The reconstruction of functions deals with the establishment of functional equations. Some reconstruction tasks require differential calculus.

Example

We are looking for a second degree function that has an intersection with the y axis at $(0|-3)$ and a maximum point at $H(3|2)$.

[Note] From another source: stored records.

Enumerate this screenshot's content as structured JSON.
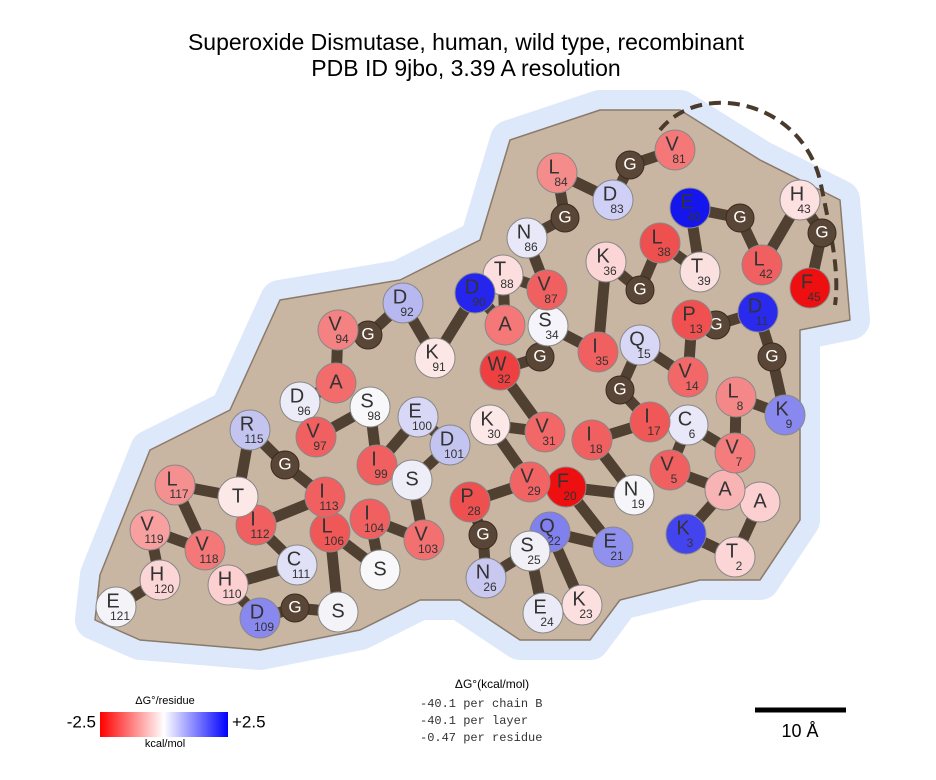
{
  "header": {
    "title": "Superoxide Dismutase, human, wild type, recombinant",
    "subtitle": "PDB ID 9jbo, 3.39 A resolution"
  },
  "residues": [
    {
      "letter": "A",
      "number": null,
      "color": "#fcd0d0"
    },
    {
      "letter": "T",
      "number": 2,
      "color": "#fcd6d6"
    },
    {
      "letter": "K",
      "number": 3,
      "color": "#4444ee"
    },
    {
      "letter": "A",
      "number": null,
      "color": "#f8b4b4"
    },
    {
      "letter": "V",
      "number": 5,
      "color": "#f06060"
    },
    {
      "letter": "C",
      "number": 6,
      "color": "#e8e8f8"
    },
    {
      "letter": "V",
      "number": 7,
      "color": "#f47c7c"
    },
    {
      "letter": "L",
      "number": 8,
      "color": "#f48888"
    },
    {
      "letter": "K",
      "number": 9,
      "color": "#8888ee"
    },
    {
      "letter": "G",
      "number": null,
      "color": "#5a4636"
    },
    {
      "letter": "D",
      "number": 11,
      "color": "#2a2aee"
    },
    {
      "letter": "G",
      "number": null,
      "color": "#5a4636"
    },
    {
      "letter": "P",
      "number": 13,
      "color": "#f05050"
    },
    {
      "letter": "V",
      "number": 14,
      "color": "#f26868"
    },
    {
      "letter": "Q",
      "number": 15,
      "color": "#d8d8f6"
    },
    {
      "letter": "G",
      "number": null,
      "color": "#5a4636"
    },
    {
      "letter": "I",
      "number": 17,
      "color": "#f05858"
    },
    {
      "letter": "I",
      "number": 18,
      "color": "#f06060"
    },
    {
      "letter": "N",
      "number": 19,
      "color": "#f6f6fa"
    },
    {
      "letter": "F",
      "number": 20,
      "color": "#ee1010"
    },
    {
      "letter": "E",
      "number": 21,
      "color": "#9090ee"
    },
    {
      "letter": "Q",
      "number": 22,
      "color": "#8080ee"
    },
    {
      "letter": "K",
      "number": 23,
      "color": "#fce0e0"
    },
    {
      "letter": "E",
      "number": 24,
      "color": "#ebebf8"
    },
    {
      "letter": "S",
      "number": 25,
      "color": "#f0f0f6"
    },
    {
      "letter": "N",
      "number": 26,
      "color": "#c8c8f0"
    },
    {
      "letter": "G",
      "number": null,
      "color": "#5a4636"
    },
    {
      "letter": "P",
      "number": 28,
      "color": "#ee5050"
    },
    {
      "letter": "V",
      "number": 29,
      "color": "#f26464"
    },
    {
      "letter": "K",
      "number": 30,
      "color": "#fde8e8"
    },
    {
      "letter": "V",
      "number": 31,
      "color": "#f26868"
    },
    {
      "letter": "W",
      "number": 32,
      "color": "#ee4040"
    },
    {
      "letter": "G",
      "number": null,
      "color": "#5a4636"
    },
    {
      "letter": "S",
      "number": 34,
      "color": "#f4f4fa"
    },
    {
      "letter": "I",
      "number": 35,
      "color": "#f06060"
    },
    {
      "letter": "K",
      "number": 36,
      "color": "#fcd6d6"
    },
    {
      "letter": "G",
      "number": null,
      "color": "#5a4636"
    },
    {
      "letter": "L",
      "number": 38,
      "color": "#ee5050"
    },
    {
      "letter": "T",
      "number": 39,
      "color": "#fbe0e0"
    },
    {
      "letter": "E",
      "number": 40,
      "color": "#1515ee"
    },
    {
      "letter": "G",
      "number": null,
      "color": "#5a4636"
    },
    {
      "letter": "L",
      "number": 42,
      "color": "#f06060"
    },
    {
      "letter": "H",
      "number": 43,
      "color": "#fde0e0"
    },
    {
      "letter": "G",
      "number": null,
      "color": "#5a4636"
    },
    {
      "letter": "F",
      "number": 45,
      "color": "#ee1010"
    },
    {
      "letter": "V",
      "number": 81,
      "color": "#f47878"
    },
    {
      "letter": "G",
      "number": null,
      "color": "#5a4636"
    },
    {
      "letter": "D",
      "number": 83,
      "color": "#d0d0f6"
    },
    {
      "letter": "L",
      "number": 84,
      "color": "#f48c8c"
    },
    {
      "letter": "G",
      "number": null,
      "color": "#5a4636"
    },
    {
      "letter": "N",
      "number": 86,
      "color": "#e8e8f8"
    },
    {
      "letter": "V",
      "number": 87,
      "color": "#f06060"
    },
    {
      "letter": "T",
      "number": 88,
      "color": "#fddede"
    },
    {
      "letter": "A",
      "number": null,
      "color": "#f47878"
    },
    {
      "letter": "D",
      "number": 90,
      "color": "#2525ee"
    },
    {
      "letter": "K",
      "number": 91,
      "color": "#fde6e6"
    },
    {
      "letter": "D",
      "number": 92,
      "color": "#b8b8f0"
    },
    {
      "letter": "G",
      "number": null,
      "color": "#5a4636"
    },
    {
      "letter": "V",
      "number": 94,
      "color": "#f48282"
    },
    {
      "letter": "A",
      "number": null,
      "color": "#f26c6c"
    },
    {
      "letter": "D",
      "number": 96,
      "color": "#ececf8"
    },
    {
      "letter": "V",
      "number": 97,
      "color": "#f06060"
    },
    {
      "letter": "S",
      "number": 98,
      "color": "#f8f8fa"
    },
    {
      "letter": "I",
      "number": 99,
      "color": "#f06060"
    },
    {
      "letter": "E",
      "number": 100,
      "color": "#d8d8f6"
    },
    {
      "letter": "D",
      "number": 101,
      "color": "#c4c4f0"
    },
    {
      "letter": "S",
      "number": null,
      "color": "#eeeef8"
    },
    {
      "letter": "V",
      "number": 103,
      "color": "#f27070"
    },
    {
      "letter": "I",
      "number": 104,
      "color": "#f06060"
    },
    {
      "letter": "S",
      "number": null,
      "color": "#f8f8fa"
    },
    {
      "letter": "L",
      "number": 106,
      "color": "#f05858"
    },
    {
      "letter": "S",
      "number": null,
      "color": "#f4f4f8"
    },
    {
      "letter": "G",
      "number": null,
      "color": "#5a4636"
    },
    {
      "letter": "D",
      "number": 109,
      "color": "#8888ee"
    },
    {
      "letter": "H",
      "number": 110,
      "color": "#fcd0d0"
    },
    {
      "letter": "C",
      "number": 111,
      "color": "#e0e0f6"
    },
    {
      "letter": "I",
      "number": 112,
      "color": "#f06060"
    },
    {
      "letter": "I",
      "number": 113,
      "color": "#f06060"
    },
    {
      "letter": "G",
      "number": null,
      "color": "#5a4636"
    },
    {
      "letter": "R",
      "number": 115,
      "color": "#c4c4f0"
    },
    {
      "letter": "T",
      "number": null,
      "color": "#fde8e8"
    },
    {
      "letter": "L",
      "number": 117,
      "color": "#f49090"
    },
    {
      "letter": "V",
      "number": 118,
      "color": "#f47878"
    },
    {
      "letter": "V",
      "number": 119,
      "color": "#f8a0a0"
    },
    {
      "letter": "H",
      "number": 120,
      "color": "#fcd6d6"
    },
    {
      "letter": "E",
      "number": 121,
      "color": "#f4f4f8"
    }
  ],
  "colorbar": {
    "title": "ΔG°/residue",
    "min_label": "-2.5",
    "max_label": "+2.5",
    "unit": "kcal/mol"
  },
  "energy": {
    "title": "ΔG°(kcal/mol)",
    "lines": [
      "-40.1 per chain B",
      "-40.1 per layer",
      "-0.47 per residue"
    ]
  },
  "scale_bar": {
    "label": "10 Å"
  }
}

1. Function and derivation

   A second degree function is a quadratic function. This looks like this:
   $f(x)=ax^2+bx+c$
   
   The derivative is also needed:
   $f'(x)=2ax+b$
   
   The goal is now to find the variables $a$, $b$ and $c$ with the given points.

2. Set up equations

   The other information is now used to build equations.
   
   The intersection with the y-axis $S_y(0|-3)$ is inserted into the function $f(x)=ax^2+bx+c$:
   $f(0)=-3$
   $a\cdot0^2+b\cdot0+c=-3$
   $c=-3$
   
   The same happens with the maximum point at $H(3|2)$
   $f(3)=2$
   $a\cdot3^2+b\cdot3+c=2$
   $9a+3b+c=2$
   
   The derivative is zero at maximum points.
   $f'(3)=0$
   $2a\cdot3+b=0$
   $6a+b=0$

3. Solve equations

   The equations can be solved with a system of linear equations.
   
   1. $c=-3$
   2. $9a+3b+c=2$
   3. $6a+b=0$
   First of all, the insertion method lends itself by inserting the I. equation into II.
   
   1. $9a+3b-3=2$
   2. $6a+b=0$
   There are now several possibilities, but the insertion process makes sense here. First change and then use.
   
   1. $9a+3b-3=2$
   2. $6a+b=0\quad|-6a$
      $b=-6a$
   II in I
   $9a-18a-3=2\quad|+3$
   $-9a=5\quad|:(-9)$
   $a=-\frac59$
   

4. Specify function equation

   The following variables are already known:
   $a=-\frac59$ and $c=-3$
   $b$ can be calculated with one of the equations:
   $b=-6a$ $=-6\cdot(-\frac59)$ $=\frac{10}3$
   
   The variables are used and we get the function we are looking for.
   $f(x)=ax^2+bx+c$
   $f(x)=-\frac59x^2+\frac{10}3x-3$